Şair Homeros İlyada Destanında, zeytinin ölümsüzlüğünü; “Ben herkese aitim ve hiç kimseye ait değilim, sen gelmeden önce buradaydım sen gittikten sonra da burada olacağım” diyerek anlatmıştır.
Bugün Kudüs'deki ünlü Zeytindağı ile Mescid-i Aksâ arasında bulunan vadideki zeytin ağaçları dünyanın en eski ağaçları olarak bilinir. Hristiyanlara göre Hz. İsa' nın çarmıha gerili halde Zeytindağı'ndan Kıyamet Kilisesi'ne kadar yürüdüğüne inanılan yol, bu vâdi üzerindedir. 
Kur’anda da zeytinin kutsal olduğu yönünde ayetler bulunmaktadır. İslam inancına göre tutulan orucun,…
Zeytin ağacı nice çağlar devirmiş, yağı ise çağlar boyunca insanlığa katık olmuştur.

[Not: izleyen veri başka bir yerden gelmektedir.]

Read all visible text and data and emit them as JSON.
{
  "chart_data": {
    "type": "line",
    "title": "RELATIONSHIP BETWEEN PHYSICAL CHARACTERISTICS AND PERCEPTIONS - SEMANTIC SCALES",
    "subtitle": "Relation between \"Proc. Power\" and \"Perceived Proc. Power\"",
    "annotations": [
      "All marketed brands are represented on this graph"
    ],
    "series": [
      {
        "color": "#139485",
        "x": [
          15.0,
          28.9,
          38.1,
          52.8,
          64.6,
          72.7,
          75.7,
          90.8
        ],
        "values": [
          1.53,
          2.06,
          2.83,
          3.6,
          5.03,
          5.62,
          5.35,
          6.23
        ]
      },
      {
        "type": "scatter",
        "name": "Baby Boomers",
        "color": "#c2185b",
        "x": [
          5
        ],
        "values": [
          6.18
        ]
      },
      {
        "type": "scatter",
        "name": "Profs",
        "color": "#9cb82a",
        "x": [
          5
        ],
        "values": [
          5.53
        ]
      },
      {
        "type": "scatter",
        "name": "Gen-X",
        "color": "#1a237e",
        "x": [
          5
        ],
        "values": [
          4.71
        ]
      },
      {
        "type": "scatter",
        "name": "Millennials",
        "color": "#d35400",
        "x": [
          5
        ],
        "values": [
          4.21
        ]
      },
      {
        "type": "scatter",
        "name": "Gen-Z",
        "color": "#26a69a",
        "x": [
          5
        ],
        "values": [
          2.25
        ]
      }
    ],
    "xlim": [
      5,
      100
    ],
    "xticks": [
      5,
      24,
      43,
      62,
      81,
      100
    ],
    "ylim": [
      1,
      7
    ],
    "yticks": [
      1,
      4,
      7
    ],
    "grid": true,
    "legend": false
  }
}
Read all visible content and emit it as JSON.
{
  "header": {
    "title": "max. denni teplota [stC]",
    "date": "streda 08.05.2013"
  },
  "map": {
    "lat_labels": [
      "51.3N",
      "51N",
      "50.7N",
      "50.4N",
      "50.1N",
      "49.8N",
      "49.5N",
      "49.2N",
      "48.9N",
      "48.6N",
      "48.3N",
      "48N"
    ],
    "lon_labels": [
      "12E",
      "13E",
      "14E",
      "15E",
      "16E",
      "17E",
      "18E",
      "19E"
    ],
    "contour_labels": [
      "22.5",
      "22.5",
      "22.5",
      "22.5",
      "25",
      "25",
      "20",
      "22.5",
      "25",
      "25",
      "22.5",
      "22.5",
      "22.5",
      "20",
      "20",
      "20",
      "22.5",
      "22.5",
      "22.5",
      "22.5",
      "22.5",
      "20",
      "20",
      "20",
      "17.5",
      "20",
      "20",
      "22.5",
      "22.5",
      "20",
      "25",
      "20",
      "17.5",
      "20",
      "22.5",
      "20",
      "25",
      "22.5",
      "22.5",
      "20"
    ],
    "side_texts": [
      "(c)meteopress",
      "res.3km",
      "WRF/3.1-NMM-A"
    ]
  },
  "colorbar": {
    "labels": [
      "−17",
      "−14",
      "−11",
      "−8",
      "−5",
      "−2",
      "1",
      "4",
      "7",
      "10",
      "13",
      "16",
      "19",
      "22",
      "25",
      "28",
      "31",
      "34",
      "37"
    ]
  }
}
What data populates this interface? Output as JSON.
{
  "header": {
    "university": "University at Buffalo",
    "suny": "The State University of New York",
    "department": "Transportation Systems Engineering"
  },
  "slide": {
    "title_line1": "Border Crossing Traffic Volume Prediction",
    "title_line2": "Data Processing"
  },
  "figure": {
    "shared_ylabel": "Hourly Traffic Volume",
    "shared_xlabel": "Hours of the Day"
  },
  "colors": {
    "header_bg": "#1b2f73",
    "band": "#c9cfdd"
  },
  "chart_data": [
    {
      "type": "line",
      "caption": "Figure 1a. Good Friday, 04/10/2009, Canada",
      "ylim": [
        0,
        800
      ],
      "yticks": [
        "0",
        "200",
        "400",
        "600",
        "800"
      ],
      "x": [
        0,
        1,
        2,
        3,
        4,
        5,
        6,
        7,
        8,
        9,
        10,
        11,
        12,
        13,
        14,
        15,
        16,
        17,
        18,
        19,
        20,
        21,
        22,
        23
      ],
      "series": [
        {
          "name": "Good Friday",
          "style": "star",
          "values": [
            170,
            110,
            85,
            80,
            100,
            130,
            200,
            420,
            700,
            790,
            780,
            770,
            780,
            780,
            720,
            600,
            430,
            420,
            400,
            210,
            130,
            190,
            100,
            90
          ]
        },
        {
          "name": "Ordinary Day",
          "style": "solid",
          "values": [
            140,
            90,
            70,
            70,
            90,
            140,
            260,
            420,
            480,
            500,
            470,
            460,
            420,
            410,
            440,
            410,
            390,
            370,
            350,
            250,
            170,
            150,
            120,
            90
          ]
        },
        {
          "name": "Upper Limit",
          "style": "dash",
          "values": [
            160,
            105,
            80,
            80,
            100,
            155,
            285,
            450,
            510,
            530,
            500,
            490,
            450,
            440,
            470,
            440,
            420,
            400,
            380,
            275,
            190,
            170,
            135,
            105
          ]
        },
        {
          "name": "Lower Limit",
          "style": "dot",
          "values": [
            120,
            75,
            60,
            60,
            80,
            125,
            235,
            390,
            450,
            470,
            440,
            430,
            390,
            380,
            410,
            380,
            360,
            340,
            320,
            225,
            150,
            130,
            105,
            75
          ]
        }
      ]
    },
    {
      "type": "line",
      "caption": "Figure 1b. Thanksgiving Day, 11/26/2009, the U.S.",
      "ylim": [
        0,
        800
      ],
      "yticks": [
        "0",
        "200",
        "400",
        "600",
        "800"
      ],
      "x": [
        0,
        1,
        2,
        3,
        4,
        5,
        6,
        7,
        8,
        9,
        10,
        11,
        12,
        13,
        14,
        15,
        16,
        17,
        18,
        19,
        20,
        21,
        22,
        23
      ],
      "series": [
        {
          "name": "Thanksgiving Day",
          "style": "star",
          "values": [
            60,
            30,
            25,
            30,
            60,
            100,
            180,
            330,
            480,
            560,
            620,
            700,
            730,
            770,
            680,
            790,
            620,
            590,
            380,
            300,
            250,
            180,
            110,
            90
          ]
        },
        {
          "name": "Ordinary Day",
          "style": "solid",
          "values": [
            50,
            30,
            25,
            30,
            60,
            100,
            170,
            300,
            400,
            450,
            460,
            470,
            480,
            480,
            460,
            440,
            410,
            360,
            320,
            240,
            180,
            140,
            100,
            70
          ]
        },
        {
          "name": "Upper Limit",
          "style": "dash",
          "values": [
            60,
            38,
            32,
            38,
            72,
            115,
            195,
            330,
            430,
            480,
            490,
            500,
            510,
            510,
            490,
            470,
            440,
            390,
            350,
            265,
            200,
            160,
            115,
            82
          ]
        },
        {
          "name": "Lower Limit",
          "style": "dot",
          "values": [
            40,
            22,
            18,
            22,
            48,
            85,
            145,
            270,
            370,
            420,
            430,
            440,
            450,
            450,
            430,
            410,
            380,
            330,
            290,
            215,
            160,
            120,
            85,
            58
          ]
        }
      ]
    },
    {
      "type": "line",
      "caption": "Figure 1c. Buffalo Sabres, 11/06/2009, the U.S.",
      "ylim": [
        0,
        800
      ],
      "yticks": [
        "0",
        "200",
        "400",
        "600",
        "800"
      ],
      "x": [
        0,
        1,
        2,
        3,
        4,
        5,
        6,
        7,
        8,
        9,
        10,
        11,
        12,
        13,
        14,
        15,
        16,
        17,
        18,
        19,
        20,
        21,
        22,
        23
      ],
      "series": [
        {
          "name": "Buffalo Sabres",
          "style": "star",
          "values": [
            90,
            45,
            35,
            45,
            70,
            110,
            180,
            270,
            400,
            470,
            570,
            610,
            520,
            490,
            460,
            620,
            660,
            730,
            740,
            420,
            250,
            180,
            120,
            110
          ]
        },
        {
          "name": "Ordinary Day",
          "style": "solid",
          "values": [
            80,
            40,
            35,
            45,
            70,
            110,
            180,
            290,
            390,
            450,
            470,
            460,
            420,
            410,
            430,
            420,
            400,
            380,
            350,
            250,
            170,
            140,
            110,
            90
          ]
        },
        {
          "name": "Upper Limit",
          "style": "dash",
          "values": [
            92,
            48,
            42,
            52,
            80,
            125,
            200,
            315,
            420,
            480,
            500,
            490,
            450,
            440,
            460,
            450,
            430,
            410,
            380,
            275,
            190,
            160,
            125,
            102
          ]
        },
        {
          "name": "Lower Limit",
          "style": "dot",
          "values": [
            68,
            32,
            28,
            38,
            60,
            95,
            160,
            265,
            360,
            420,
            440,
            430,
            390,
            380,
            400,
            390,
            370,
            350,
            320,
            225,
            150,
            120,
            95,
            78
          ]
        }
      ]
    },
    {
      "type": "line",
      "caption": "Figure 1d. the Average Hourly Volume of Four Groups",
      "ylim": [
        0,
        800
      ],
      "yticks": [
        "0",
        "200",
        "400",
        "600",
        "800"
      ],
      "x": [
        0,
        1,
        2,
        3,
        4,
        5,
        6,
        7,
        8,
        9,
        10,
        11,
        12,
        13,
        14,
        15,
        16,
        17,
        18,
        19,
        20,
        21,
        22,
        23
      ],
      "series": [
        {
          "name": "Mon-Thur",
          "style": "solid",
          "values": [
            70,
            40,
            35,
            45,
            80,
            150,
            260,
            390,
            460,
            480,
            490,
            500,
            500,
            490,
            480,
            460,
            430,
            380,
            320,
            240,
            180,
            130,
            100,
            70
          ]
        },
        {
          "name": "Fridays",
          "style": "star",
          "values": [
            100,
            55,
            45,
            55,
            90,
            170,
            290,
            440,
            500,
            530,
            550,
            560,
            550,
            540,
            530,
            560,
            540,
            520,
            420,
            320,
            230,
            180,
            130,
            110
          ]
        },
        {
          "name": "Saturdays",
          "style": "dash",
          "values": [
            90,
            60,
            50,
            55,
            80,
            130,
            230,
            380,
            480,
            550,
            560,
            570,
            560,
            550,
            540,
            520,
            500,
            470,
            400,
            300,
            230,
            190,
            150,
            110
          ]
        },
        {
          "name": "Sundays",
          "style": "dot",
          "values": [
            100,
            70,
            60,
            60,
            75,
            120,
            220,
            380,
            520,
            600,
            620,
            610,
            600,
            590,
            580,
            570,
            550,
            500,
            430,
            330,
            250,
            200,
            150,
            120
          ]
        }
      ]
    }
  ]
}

Zeytin hasadının ilk olarak hangi uygarlık tarafından yapıldığı kesin olarak bilinmemekle beraber tarihte ilk zeytinyağının MÖ 4000-6000 yılları arasında Filistin’de elde edildiği, MÖ 4000’li yıllarda da Girit uygarlığında üretildiği tahmin edilmektedir.
Girit Uygarlığında “elaiwa” sözcüğü hem “zeytin”, hem de “yağ” anlamında kullanılmıştır. Yunanca’daki “elaia”nın (zeytin) kökeninin ise Samiler’de “yağ”ı simgeleyen “ulu” kelimesinden geldiği bazı kaynaklarda anlatılmaktadır.
Zeytin ağacı ve zeytinyağı bolluk, bereket, refah, zafer, gurur, akıl, bilgelik, arınma gibi insanî değerlerin ve erdemlerin sembolü olarak yüzyıllardır insanlarla birlikte yaşamaktadır. Bu betimleme…
Cumhuriyet sonrası ülkemizde tarımın en önemli aktörlerinden birisi zeytincilik olmuştur. Atatürk’ün 1929 yılında Yalova bölgesine yaptığı bir gezide zeytinciliğe gereken önemin verilmesine yönelik direktifleri ile ülkemizde zeytincilik seferberliği başlatılmış ve zeytincilik konusunda araştırmalar yapmak üzere, 1937’de İzmir’de “Zeytincilik Araştırma Enstitüsü” kurulmuştur.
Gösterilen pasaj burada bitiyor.